Background: Avoidance behavior is a central component of cognitive behavioral theories of bereavement-related psychopathology. Yet, its role is still not well understood. This study examined associations of anxious and depressive avoidance behaviors with concurrently and prospectively assessed symptom-levels of prolonged grief disorder (PGD), depression, and posttraumatic stress disorder (PTSD). Design and Methods: Two hundred and ninety-one individuals, confronted with loss maximally three years earlier, completed self-report measures of anxious and depressive avoidance and emotional distress and again completed distress measures one year later.
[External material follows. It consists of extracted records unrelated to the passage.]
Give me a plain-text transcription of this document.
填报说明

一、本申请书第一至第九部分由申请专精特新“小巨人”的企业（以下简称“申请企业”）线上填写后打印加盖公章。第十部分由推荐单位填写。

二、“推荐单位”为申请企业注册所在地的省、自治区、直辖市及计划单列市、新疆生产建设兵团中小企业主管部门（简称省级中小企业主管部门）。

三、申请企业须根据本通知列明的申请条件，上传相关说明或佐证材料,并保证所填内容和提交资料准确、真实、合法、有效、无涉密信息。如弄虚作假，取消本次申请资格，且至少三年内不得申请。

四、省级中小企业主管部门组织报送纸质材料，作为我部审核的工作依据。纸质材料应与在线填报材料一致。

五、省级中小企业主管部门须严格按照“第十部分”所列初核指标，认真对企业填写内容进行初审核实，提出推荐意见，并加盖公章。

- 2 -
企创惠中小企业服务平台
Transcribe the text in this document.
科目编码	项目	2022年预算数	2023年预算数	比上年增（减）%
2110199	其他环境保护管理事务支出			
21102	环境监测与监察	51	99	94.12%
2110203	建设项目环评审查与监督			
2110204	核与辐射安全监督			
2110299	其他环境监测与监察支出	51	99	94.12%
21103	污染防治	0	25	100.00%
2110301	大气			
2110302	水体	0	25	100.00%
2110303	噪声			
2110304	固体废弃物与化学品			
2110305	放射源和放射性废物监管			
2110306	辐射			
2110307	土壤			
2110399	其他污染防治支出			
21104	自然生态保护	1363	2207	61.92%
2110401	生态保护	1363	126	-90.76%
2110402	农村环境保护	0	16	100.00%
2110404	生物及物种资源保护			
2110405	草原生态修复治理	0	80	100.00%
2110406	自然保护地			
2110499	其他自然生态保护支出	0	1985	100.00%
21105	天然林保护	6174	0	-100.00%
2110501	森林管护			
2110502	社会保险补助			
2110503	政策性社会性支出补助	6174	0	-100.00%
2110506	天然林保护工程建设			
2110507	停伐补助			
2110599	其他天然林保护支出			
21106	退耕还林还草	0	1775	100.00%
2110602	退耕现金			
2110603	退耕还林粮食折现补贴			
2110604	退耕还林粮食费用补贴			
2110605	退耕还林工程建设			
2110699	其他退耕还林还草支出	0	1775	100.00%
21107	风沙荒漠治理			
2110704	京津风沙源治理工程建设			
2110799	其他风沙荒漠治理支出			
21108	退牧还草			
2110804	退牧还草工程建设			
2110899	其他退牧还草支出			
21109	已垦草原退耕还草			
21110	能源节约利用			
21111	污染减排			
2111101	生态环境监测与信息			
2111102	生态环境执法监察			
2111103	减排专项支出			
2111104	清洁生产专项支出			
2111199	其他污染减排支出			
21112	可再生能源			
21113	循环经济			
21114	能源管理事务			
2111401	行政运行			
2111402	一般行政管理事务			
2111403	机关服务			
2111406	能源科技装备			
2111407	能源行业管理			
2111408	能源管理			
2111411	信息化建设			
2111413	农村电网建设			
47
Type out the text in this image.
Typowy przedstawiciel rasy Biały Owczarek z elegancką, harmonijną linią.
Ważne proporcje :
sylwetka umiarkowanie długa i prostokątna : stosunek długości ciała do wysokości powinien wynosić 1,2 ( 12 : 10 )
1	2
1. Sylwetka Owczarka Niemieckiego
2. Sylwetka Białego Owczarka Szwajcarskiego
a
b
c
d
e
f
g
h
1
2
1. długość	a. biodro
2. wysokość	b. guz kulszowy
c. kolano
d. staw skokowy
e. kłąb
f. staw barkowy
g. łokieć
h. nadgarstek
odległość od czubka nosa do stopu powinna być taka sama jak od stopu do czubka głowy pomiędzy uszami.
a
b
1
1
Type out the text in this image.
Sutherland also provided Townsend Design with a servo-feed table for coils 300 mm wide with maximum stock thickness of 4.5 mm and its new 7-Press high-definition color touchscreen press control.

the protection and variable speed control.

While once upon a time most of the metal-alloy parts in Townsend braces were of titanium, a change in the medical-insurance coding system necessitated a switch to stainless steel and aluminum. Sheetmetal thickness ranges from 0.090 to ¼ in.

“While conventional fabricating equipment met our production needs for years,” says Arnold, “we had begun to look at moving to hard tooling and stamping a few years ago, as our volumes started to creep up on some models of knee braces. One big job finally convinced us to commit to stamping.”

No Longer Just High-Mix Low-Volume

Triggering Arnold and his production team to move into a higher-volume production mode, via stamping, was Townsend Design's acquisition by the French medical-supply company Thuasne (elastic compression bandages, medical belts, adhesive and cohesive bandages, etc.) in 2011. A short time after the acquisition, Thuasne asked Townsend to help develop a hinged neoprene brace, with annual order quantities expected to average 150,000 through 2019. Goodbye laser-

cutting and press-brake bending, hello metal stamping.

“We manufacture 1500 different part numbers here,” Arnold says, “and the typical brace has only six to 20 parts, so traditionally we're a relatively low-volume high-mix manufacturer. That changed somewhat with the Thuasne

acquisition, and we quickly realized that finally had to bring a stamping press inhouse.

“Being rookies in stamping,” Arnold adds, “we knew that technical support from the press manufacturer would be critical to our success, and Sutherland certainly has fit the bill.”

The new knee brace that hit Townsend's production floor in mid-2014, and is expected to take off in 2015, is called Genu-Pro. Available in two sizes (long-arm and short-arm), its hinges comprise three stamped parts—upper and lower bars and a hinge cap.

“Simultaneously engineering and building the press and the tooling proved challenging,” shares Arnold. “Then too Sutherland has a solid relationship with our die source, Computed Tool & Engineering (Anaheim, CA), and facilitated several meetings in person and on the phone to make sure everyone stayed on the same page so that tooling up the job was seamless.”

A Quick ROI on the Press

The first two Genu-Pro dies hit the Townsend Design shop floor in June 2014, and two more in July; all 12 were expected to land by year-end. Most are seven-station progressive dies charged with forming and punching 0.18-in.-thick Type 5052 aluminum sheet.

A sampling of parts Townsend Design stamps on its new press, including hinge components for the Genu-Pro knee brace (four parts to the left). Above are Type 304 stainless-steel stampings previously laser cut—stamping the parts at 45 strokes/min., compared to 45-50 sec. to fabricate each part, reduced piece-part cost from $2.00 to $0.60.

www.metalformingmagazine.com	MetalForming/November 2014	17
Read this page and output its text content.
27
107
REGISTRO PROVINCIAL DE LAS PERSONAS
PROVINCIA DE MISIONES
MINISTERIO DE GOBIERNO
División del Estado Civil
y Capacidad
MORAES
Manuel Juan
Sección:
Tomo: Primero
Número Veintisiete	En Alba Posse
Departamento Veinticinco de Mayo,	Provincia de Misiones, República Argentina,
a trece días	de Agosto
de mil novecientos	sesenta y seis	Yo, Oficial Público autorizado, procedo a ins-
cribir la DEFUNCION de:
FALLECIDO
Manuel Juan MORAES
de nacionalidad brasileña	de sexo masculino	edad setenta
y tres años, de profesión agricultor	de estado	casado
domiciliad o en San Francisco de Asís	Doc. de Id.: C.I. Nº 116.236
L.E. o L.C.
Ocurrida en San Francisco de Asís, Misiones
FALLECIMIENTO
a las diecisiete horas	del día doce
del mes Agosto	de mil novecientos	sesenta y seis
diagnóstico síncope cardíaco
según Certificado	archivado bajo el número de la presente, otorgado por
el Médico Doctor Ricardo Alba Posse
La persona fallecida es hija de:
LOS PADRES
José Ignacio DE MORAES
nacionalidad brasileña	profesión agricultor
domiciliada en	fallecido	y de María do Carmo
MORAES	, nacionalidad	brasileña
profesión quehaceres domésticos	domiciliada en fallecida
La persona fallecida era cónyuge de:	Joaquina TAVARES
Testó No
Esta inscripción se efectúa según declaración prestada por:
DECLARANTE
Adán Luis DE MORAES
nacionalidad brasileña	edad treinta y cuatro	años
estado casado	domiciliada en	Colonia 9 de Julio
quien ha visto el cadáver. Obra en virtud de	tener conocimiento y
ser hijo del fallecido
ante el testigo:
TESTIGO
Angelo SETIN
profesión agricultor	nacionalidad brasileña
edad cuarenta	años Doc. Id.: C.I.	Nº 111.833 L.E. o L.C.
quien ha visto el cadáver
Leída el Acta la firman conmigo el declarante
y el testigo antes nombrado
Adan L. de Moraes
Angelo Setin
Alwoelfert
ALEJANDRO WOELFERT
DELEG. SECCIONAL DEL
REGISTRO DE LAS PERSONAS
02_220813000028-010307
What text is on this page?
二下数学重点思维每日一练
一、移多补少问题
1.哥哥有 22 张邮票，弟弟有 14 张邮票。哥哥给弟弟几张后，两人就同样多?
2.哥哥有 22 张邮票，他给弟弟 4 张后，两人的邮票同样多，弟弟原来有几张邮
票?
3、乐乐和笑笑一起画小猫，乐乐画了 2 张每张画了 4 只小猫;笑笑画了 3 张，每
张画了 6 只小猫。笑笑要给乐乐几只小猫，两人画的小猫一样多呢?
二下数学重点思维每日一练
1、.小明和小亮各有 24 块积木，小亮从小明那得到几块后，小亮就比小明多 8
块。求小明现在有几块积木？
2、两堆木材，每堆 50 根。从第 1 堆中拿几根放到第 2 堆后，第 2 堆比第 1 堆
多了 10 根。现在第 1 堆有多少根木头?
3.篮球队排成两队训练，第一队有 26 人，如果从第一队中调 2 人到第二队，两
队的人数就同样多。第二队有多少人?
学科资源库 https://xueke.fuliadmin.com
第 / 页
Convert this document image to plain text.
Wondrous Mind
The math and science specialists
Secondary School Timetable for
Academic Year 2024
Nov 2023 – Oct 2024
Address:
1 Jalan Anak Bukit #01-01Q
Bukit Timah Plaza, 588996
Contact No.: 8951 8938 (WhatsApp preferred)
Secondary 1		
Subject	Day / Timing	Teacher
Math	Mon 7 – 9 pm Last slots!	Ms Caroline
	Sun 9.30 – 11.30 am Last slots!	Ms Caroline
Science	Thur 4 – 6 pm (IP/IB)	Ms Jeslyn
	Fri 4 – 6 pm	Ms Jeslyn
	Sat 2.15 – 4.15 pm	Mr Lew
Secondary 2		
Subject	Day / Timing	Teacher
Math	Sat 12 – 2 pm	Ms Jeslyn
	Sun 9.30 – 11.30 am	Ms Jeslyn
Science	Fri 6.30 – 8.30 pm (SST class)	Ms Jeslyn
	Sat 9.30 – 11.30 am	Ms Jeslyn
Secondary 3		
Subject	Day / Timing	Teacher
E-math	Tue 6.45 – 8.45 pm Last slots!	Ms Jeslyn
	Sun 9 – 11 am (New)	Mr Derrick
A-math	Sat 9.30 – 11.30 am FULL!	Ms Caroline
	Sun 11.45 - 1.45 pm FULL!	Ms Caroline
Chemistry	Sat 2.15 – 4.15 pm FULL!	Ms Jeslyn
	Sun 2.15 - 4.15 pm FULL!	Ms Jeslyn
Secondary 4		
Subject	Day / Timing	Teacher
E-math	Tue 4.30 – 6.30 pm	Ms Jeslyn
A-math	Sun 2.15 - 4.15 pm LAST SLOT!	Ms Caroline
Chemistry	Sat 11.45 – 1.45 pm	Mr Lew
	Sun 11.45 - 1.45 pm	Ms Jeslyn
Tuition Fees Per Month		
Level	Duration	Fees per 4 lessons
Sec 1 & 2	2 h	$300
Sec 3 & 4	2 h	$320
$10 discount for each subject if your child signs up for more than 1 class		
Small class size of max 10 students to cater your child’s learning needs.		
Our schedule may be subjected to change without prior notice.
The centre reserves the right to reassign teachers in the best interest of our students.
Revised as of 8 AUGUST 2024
Results: Anxious and depressive avoidance were concurrently associated with symptom-levels of PGD, depression, and PTSD, even when controlling for the shared variance between both forms of avoidance and relevant socio-demographic and loss-related variables. Prospective analyses showed that baseline anxious avoidance predicted increased symptom-levels of PGD, depression, and PTSD one year later, among participants who were in their first year of bereavement but not among those who were beyond this first year. Baseline depressive avoidance was significantly associated with elevated PTSD one year later, irrespective of time since loss. Conclusions: Both anxious and depressive avoidance are associated with different indices of poor long-term adjustment following loss. However, anxious avoidance seems primarily detrimental in the first year of bereavement.